(Ottawa) Finance Minister Chrystia Freeland is categorical: Ottawa will recover all of the $34 billion that was invested in the construction of the Trans Mountain pipeline when it was sold to the private sector.
Posted at 3:02 p.m.
Minister Freeland thus sought to convince opposition parties skeptical about the chances of taxpayers reviewing the color of public money invested in this controversial pipeline.
Testifying before the House of Commons Natural Resources Committee, Mr.me Freeland suggested that the federal government could pocket an amount in excess of $34 billion when it disposes of this new infrastructure which came into operation on 1is May.
The Minister of Finance, however, did not give a timetable for the privatization of the pipeline, but she also reaffirmed Prime Minister Justin Trudeau’s position that this project was in the national interest.
“We’re going to get our money back because we don’t intend to be the owner of the pipeline in the long term. If you look at the analyzes of its value right now, the consensus is that this project is worth a lot of money,” Minister Freeland said in response to a question from NDP MP Charlie Angus.
“Yes, the $34 billion,” she argued.
And I hope we will sell it at an even higher cost. The way we’re going to get our money back is to sell it.
Chrystia Freeland, Federal Minister of Finance
Bloc MP Mario Simard also said he was skeptical that the federal government would be able to recover the stake.
To counter criticism from the Conservative Party, Minister Freeland noted that the Trans Mountain expansion work created 35,000 jobs and gave a boost to the economy.
The Trans Mountain pipeline expansion improves the profitability of Canadian oil companies and also benefits the country’s economy in general.
In a study, the Bank of Canada estimated that the growth of Canada’s total exports will increase by 6.25% on average during the second half of 2024, thanks in particular to the Trans Mountain pipeline.
TD Bank estimates, for its part, that the increase in oil production this year will add between 0.2 and 0.4 percentage points to Canada’s total gross domestic product (GDP).
Since the opening of the new pipeline, Canadian oil exports to the United States have reached a record according to the US Energy Information Administration (EIA). For example, the United States imported 4.3 million barrels of Canadian oil per day in July.
The Trudeau government was forced to buy this pipeline from Kinder Morgan in 2018 for the sum of $4.5 billion in order to carry out the expansion project that the American company had abandoned due to the numerous legal obstacles it faced. was confronted.
This project tripled the pipeline’s transport capacity, from 300,000 barrels per day to around 900,000 barrels. The pipeline transports crude oil from Alberta to the coast of British Columbia. Ottawa also wanted to allow Alberta to obtain a better price on foreign markets for the oil that the province produces.
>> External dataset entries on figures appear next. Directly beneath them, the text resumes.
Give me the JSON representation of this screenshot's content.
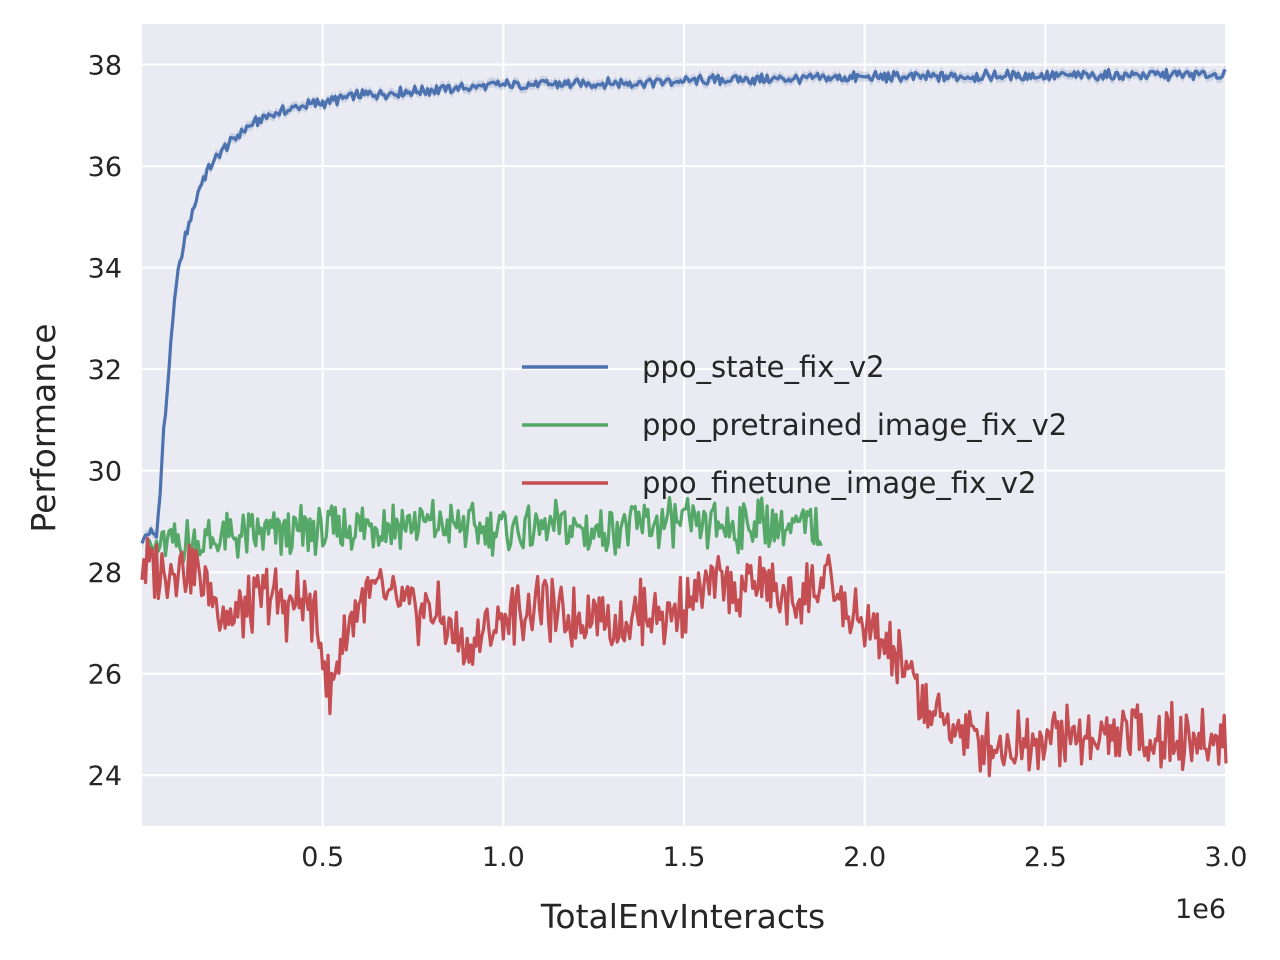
{
  "chart_data": {
    "type": "line",
    "xlabel": "TotalEnvInteracts",
    "ylabel": "Performance",
    "x_offset_label": "1e6",
    "xlim": [
      0.0,
      3.0
    ],
    "ylim": [
      23.0,
      38.8
    ],
    "x_ticks": [
      0.5,
      1.0,
      1.5,
      2.0,
      2.5,
      3.0
    ],
    "x_tick_labels": [
      "0.5",
      "1.0",
      "1.5",
      "2.0",
      "2.5",
      "3.0"
    ],
    "y_ticks": [
      24,
      26,
      28,
      30,
      32,
      34,
      36,
      38
    ],
    "y_tick_labels": [
      "24",
      "26",
      "28",
      "30",
      "32",
      "34",
      "36",
      "38"
    ],
    "grid": true,
    "background": "#EAEAF2",
    "legend_position": "center-right",
    "series": [
      {
        "name": "ppo_state_fix_v2",
        "color": "#4C72B0",
        "band": true,
        "points": [
          [
            0.0,
            28.6
          ],
          [
            0.02,
            28.8
          ],
          [
            0.04,
            28.7
          ],
          [
            0.05,
            29.6
          ],
          [
            0.06,
            30.8
          ],
          [
            0.07,
            31.5
          ],
          [
            0.08,
            32.6
          ],
          [
            0.09,
            33.3
          ],
          [
            0.1,
            33.9
          ],
          [
            0.12,
            34.6
          ],
          [
            0.14,
            35.1
          ],
          [
            0.16,
            35.6
          ],
          [
            0.18,
            35.9
          ],
          [
            0.2,
            36.1
          ],
          [
            0.22,
            36.3
          ],
          [
            0.25,
            36.5
          ],
          [
            0.28,
            36.7
          ],
          [
            0.3,
            36.8
          ],
          [
            0.35,
            37.0
          ],
          [
            0.4,
            37.1
          ],
          [
            0.45,
            37.2
          ],
          [
            0.5,
            37.25
          ],
          [
            0.6,
            37.4
          ],
          [
            0.7,
            37.45
          ],
          [
            0.8,
            37.5
          ],
          [
            0.9,
            37.55
          ],
          [
            1.0,
            37.6
          ],
          [
            1.2,
            37.62
          ],
          [
            1.4,
            37.65
          ],
          [
            1.6,
            37.7
          ],
          [
            1.8,
            37.72
          ],
          [
            2.0,
            37.75
          ],
          [
            2.2,
            37.76
          ],
          [
            2.4,
            37.78
          ],
          [
            2.6,
            37.78
          ],
          [
            2.8,
            37.8
          ],
          [
            3.0,
            37.8
          ]
        ]
      },
      {
        "name": "ppo_pretrained_image_fix_v2",
        "color": "#55A868",
        "band": false,
        "points": [
          [
            0.0,
            28.3
          ],
          [
            0.05,
            28.5
          ],
          [
            0.1,
            28.6
          ],
          [
            0.15,
            28.6
          ],
          [
            0.2,
            28.65
          ],
          [
            0.25,
            28.7
          ],
          [
            0.3,
            28.7
          ],
          [
            0.35,
            28.75
          ],
          [
            0.4,
            28.75
          ],
          [
            0.45,
            28.8
          ],
          [
            0.5,
            28.8
          ],
          [
            0.55,
            28.85
          ],
          [
            0.6,
            28.9
          ],
          [
            0.65,
            28.95
          ],
          [
            0.7,
            28.95
          ],
          [
            0.75,
            28.95
          ],
          [
            0.8,
            28.95
          ],
          [
            0.85,
            28.9
          ],
          [
            0.9,
            28.9
          ],
          [
            0.95,
            28.85
          ],
          [
            1.0,
            28.85
          ],
          [
            1.05,
            28.85
          ],
          [
            1.1,
            28.85
          ],
          [
            1.15,
            28.9
          ],
          [
            1.2,
            28.85
          ],
          [
            1.25,
            28.8
          ],
          [
            1.3,
            28.9
          ],
          [
            1.35,
            28.9
          ],
          [
            1.4,
            28.95
          ],
          [
            1.45,
            28.95
          ],
          [
            1.5,
            28.95
          ],
          [
            1.55,
            28.9
          ],
          [
            1.6,
            28.95
          ],
          [
            1.65,
            28.9
          ],
          [
            1.7,
            29.0
          ],
          [
            1.75,
            28.95
          ],
          [
            1.8,
            28.85
          ],
          [
            1.85,
            28.9
          ],
          [
            1.88,
            28.8
          ]
        ]
      },
      {
        "name": "ppo_finetune_image_fix_v2",
        "color": "#C44E52",
        "band": false,
        "points": [
          [
            0.0,
            28.2
          ],
          [
            0.05,
            28.0
          ],
          [
            0.1,
            28.2
          ],
          [
            0.15,
            28.0
          ],
          [
            0.2,
            27.5
          ],
          [
            0.25,
            27.1
          ],
          [
            0.3,
            27.3
          ],
          [
            0.35,
            27.6
          ],
          [
            0.4,
            27.3
          ],
          [
            0.45,
            27.5
          ],
          [
            0.5,
            26.6
          ],
          [
            0.52,
            25.5
          ],
          [
            0.55,
            26.6
          ],
          [
            0.6,
            27.4
          ],
          [
            0.65,
            27.6
          ],
          [
            0.7,
            27.4
          ],
          [
            0.75,
            27.2
          ],
          [
            0.8,
            27.3
          ],
          [
            0.85,
            26.9
          ],
          [
            0.9,
            26.5
          ],
          [
            0.95,
            26.8
          ],
          [
            1.0,
            27.1
          ],
          [
            1.05,
            27.2
          ],
          [
            1.1,
            27.5
          ],
          [
            1.15,
            27.1
          ],
          [
            1.2,
            27.1
          ],
          [
            1.25,
            27.3
          ],
          [
            1.3,
            27.0
          ],
          [
            1.35,
            27.1
          ],
          [
            1.4,
            27.3
          ],
          [
            1.45,
            27.1
          ],
          [
            1.5,
            27.4
          ],
          [
            1.55,
            27.6
          ],
          [
            1.6,
            27.8
          ],
          [
            1.65,
            27.6
          ],
          [
            1.7,
            27.9
          ],
          [
            1.75,
            27.6
          ],
          [
            1.8,
            27.4
          ],
          [
            1.85,
            27.7
          ],
          [
            1.9,
            27.8
          ],
          [
            1.95,
            27.2
          ],
          [
            2.0,
            26.9
          ],
          [
            2.05,
            26.6
          ],
          [
            2.1,
            26.2
          ],
          [
            2.15,
            25.6
          ],
          [
            2.2,
            25.1
          ],
          [
            2.25,
            25.0
          ],
          [
            2.3,
            24.7
          ],
          [
            2.35,
            24.6
          ],
          [
            2.4,
            24.6
          ],
          [
            2.45,
            24.7
          ],
          [
            2.5,
            24.8
          ],
          [
            2.55,
            24.8
          ],
          [
            2.6,
            24.7
          ],
          [
            2.65,
            24.8
          ],
          [
            2.7,
            24.7
          ],
          [
            2.75,
            24.9
          ],
          [
            2.8,
            24.7
          ],
          [
            2.85,
            24.8
          ],
          [
            2.9,
            24.7
          ],
          [
            2.95,
            24.6
          ],
          [
            3.0,
            24.8
          ]
        ]
      }
    ]
  }
}
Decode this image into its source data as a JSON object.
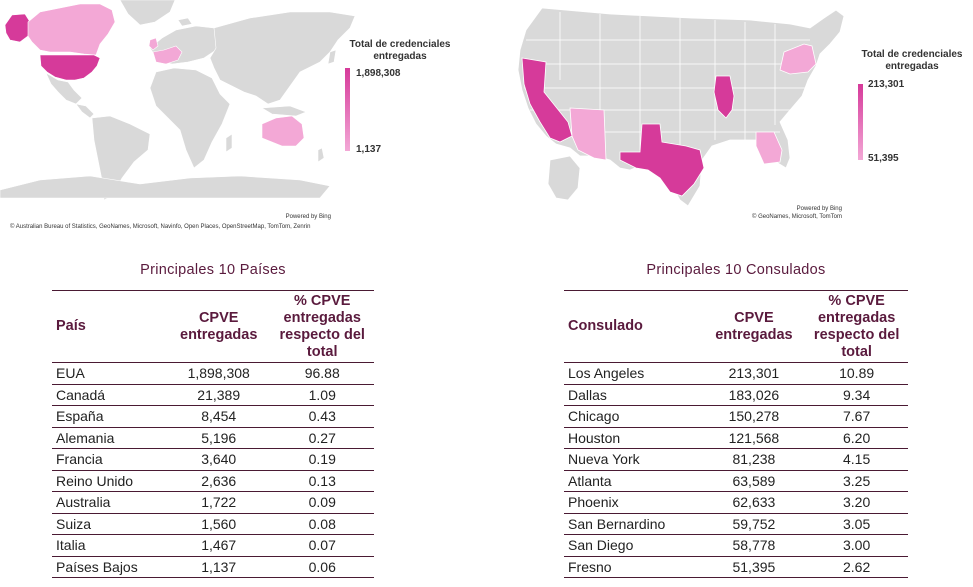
{
  "world_map": {
    "legend_title_line1": "Total de credenciales",
    "legend_title_line2": "entregadas",
    "legend_max": "1,898,308",
    "legend_min": "1,137",
    "powered_by": "Powered by Bing",
    "attribution": "© Australian Bureau of Statistics, GeoNames, Microsoft, Navinfo, Open Places, OpenStreetMap, TomTom, Zenrin",
    "colors": {
      "high": "#d63a9a",
      "low": "#f3a8d6",
      "none": "#d9d9d9"
    }
  },
  "usa_map": {
    "legend_title_line1": "Total de credenciales",
    "legend_title_line2": "entregadas",
    "legend_max": "213,301",
    "legend_min": "51,395",
    "powered_by": "Powered by Bing",
    "attribution": "© GeoNames, Microsoft, TomTom",
    "colors": {
      "high": "#d63a9a",
      "low": "#f3a8d6",
      "none": "#d9d9d9"
    }
  },
  "chart_data": [
    {
      "type": "table",
      "title": "Principales 10 Países",
      "columns": [
        "País",
        "CPVE entregadas",
        "% CPVE entregadas respecto del total"
      ],
      "rows": [
        [
          "EUA",
          "1,898,308",
          "96.88"
        ],
        [
          "Canadá",
          "21,389",
          "1.09"
        ],
        [
          "España",
          "8,454",
          "0.43"
        ],
        [
          "Alemania",
          "5,196",
          "0.27"
        ],
        [
          "Francia",
          "3,640",
          "0.19"
        ],
        [
          "Reino Unido",
          "2,636",
          "0.13"
        ],
        [
          "Australia",
          "1,722",
          "0.09"
        ],
        [
          "Suiza",
          "1,560",
          "0.08"
        ],
        [
          "Italia",
          "1,467",
          "0.07"
        ],
        [
          "Países Bajos",
          "1,137",
          "0.06"
        ]
      ]
    },
    {
      "type": "table",
      "title": "Principales 10 Consulados",
      "columns": [
        "Consulado",
        "CPVE entregadas",
        "% CPVE entregadas respecto del total"
      ],
      "rows": [
        [
          "Los Angeles",
          "213,301",
          "10.89"
        ],
        [
          "Dallas",
          "183,026",
          "9.34"
        ],
        [
          "Chicago",
          "150,278",
          "7.67"
        ],
        [
          "Houston",
          "121,568",
          "6.20"
        ],
        [
          "Nueva York",
          "81,238",
          "4.15"
        ],
        [
          "Atlanta",
          "63,589",
          "3.25"
        ],
        [
          "Phoenix",
          "62,633",
          "3.20"
        ],
        [
          "San Bernardino",
          "59,752",
          "3.05"
        ],
        [
          "San Diego",
          "58,778",
          "3.00"
        ],
        [
          "Fresno",
          "51,395",
          "2.62"
        ]
      ]
    }
  ]
}
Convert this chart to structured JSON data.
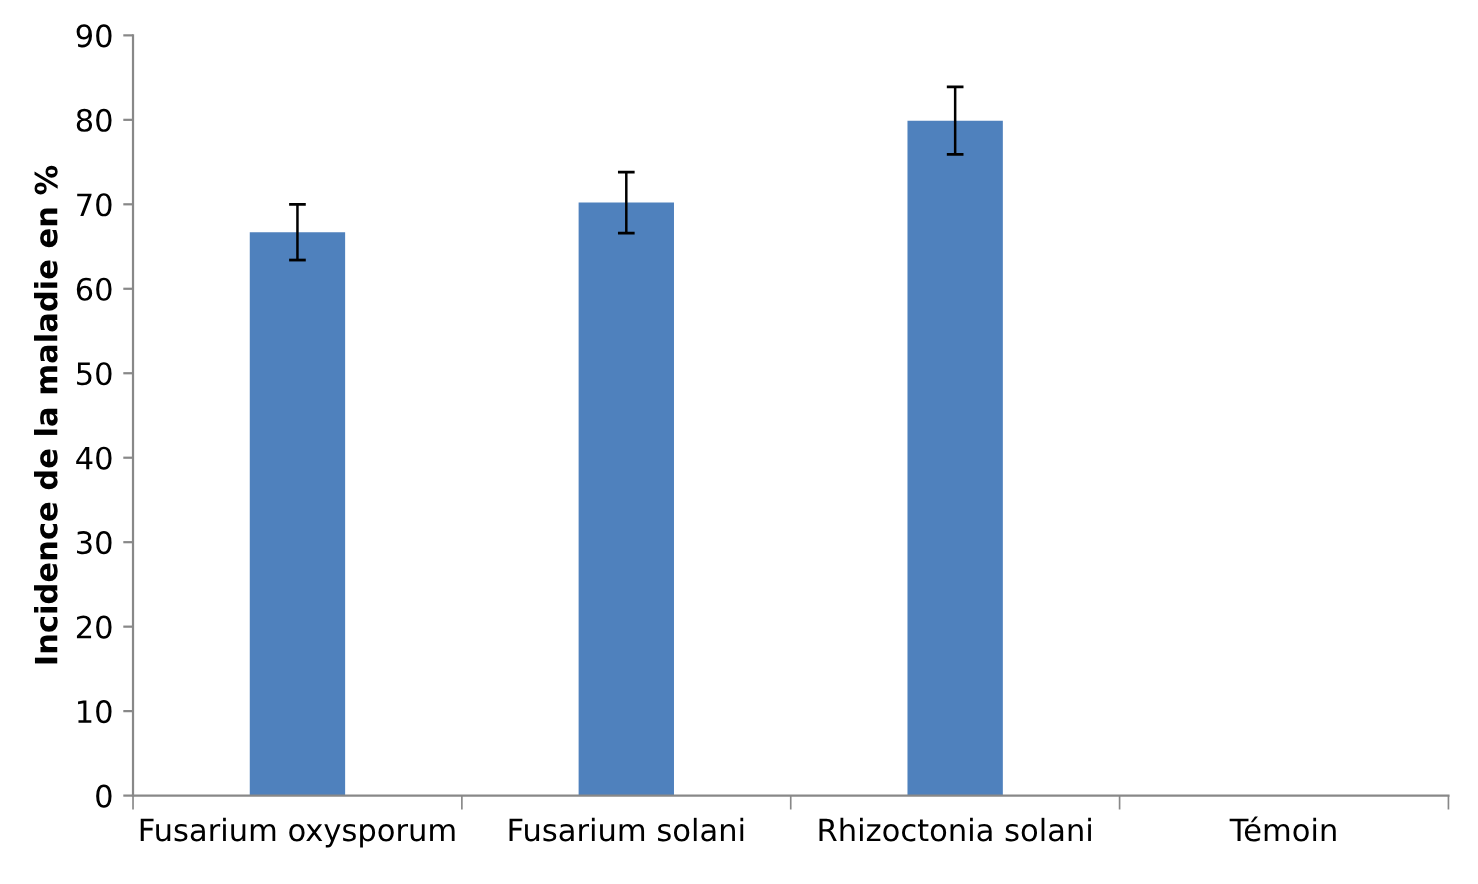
{
  "chart_data": {
    "type": "bar",
    "ylabel": "Incidence de la maladie en %",
    "categories": [
      "Fusarium oxysporum",
      "Fusarium solani",
      "Rhizoctonia solani",
      "Témoin"
    ],
    "values": [
      66.7,
      70.2,
      79.9,
      0
    ],
    "errors": [
      3.3,
      3.6,
      4,
      null
    ],
    "color": "#4f81bd",
    "ylim": [
      0,
      90
    ],
    "yticks": [
      0,
      10,
      20,
      30,
      40,
      50,
      60,
      70,
      80,
      90
    ],
    "grid": false
  }
}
To this day, this decision remains heavily criticized by environmental groups, who consider this project incompatible with the Trudeau government’s objective of reducing greenhouse gas emissions and achieving carbon neutrality by 2050.
Initially, work to expand the pipeline that connects Edmonton, Alberta, to Burnaby, British Columbia, was estimated at $7.4 billion. The bill jumped to 21.4 billion in 2022 before being revised upwards to reach 34 billion dollars.
According to a report from the Parliamentary Budget Officer released in 2022, the federal government will be forced to sell the Trans Mountain pipeline at a loss due to exploding construction costs. In 2021, a team of researchers from Simon Fraser University in British Columbia estimated that losses for taxpayers could approach $18 billion.